After years of complaints from Junction City residents, and months of back-and-forth, the Planning Commission voted on Thursday, Oct. 14, once again, to revoke the permit at the Smith Pit Tailings Mine project site.

The permit had been in revoked status — save for allowing one ongoing county contract to continue — since an April 8 Planning Commission hearing. Current operators at the Smith Pit, Trinity Sand and Gravel, then appealed the decision to the Board of Supervisors, which, during its July 7 meeting, sent it back to the commission with the stipulation that Commissioner Duncan McIntosh be recused from the hearing.

The primary complaints from Junction City residents have included excessive noise levels from equipment that was never supposed to be at the operation in the first place and from hauling trucks going to and from the pit during in-school hours for nearby Junction City Elementary. Other complaints include impacted air quality from kicked up dust and concerns for the river which some residents say the operation has encroached upon past a 100-foot setback agreed to in the permit.

Nearly 20 people showed up or spoke via Zoom during public comment in favor of revoking the permit, including one Junction City Elementary student as well as Christine Camara, the school’s superintendent and principal.

“If you do not revoke this permit you will be putting our community at risk. You will be allowing dangerous semi-truck traffic along our students’ route to school… You will be allowing the noise and truck traffic to disrupt our students’ learning,” Camara said.

“If you have any concerns for the safety and well being of our students and our community you will revoke the permit…. and end the Trinity Sand and Gravel operations,” she said.

Attorney for Trinity Sand and Gravel, Jeff Swanson, conceded that some infractions may have occurred depending on interpretations of the original Conditional Use Permit, but that efforts had been made to remedy them and that modification of the permit was preferable to revocation.

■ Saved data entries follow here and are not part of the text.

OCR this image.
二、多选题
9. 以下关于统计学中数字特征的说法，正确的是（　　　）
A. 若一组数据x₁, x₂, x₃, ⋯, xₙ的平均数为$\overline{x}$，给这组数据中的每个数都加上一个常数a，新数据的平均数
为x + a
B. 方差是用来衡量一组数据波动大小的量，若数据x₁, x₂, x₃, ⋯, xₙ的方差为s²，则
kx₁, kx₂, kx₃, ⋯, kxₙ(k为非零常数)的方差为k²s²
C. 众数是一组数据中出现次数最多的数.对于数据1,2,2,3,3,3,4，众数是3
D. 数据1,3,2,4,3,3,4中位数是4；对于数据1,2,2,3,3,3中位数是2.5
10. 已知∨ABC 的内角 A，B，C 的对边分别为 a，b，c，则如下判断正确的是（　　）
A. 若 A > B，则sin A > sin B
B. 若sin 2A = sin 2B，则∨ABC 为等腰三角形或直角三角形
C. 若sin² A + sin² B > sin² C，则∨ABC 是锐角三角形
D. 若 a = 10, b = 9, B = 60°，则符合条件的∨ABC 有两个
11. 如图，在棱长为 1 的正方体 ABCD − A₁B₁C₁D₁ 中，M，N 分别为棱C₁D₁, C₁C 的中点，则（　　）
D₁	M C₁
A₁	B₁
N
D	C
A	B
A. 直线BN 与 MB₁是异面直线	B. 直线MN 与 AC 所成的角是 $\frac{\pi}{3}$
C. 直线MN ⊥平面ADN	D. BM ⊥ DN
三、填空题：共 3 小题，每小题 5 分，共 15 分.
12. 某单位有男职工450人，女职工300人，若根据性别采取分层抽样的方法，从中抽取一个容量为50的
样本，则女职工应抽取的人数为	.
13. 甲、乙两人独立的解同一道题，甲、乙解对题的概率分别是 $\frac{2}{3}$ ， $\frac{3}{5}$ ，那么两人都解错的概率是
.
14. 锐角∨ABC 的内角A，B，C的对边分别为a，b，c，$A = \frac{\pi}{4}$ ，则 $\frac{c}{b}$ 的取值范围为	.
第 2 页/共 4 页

With public comment complete, the commission spoke only briefly before voting to revoke the permit for a second time. Commissioner McHugh, who also shared that this would be his last commission meeting before resigning, gave his opinion.

“Violations withstanding,” McHugh said. “Having read through all of this stuff… Having thought it all through again, this has so far outgrown what was originally planned. It’s not a modification of the permit. It’s a new CEQA. New permit.”

The commission then voted 4-0 to revoke the permit with commissioner McIntosh recused.

With the appeal having been sent back to the Planning Commission by the Board of Supervisors with no other formal ruling from the board, Trinity Sand and Gravel can legally appeal the Planning Commission’s decision once again back to the board.

Trinity Sand and Gravel was unable to be reached before printing for comment as to if they may pursue a second appeal.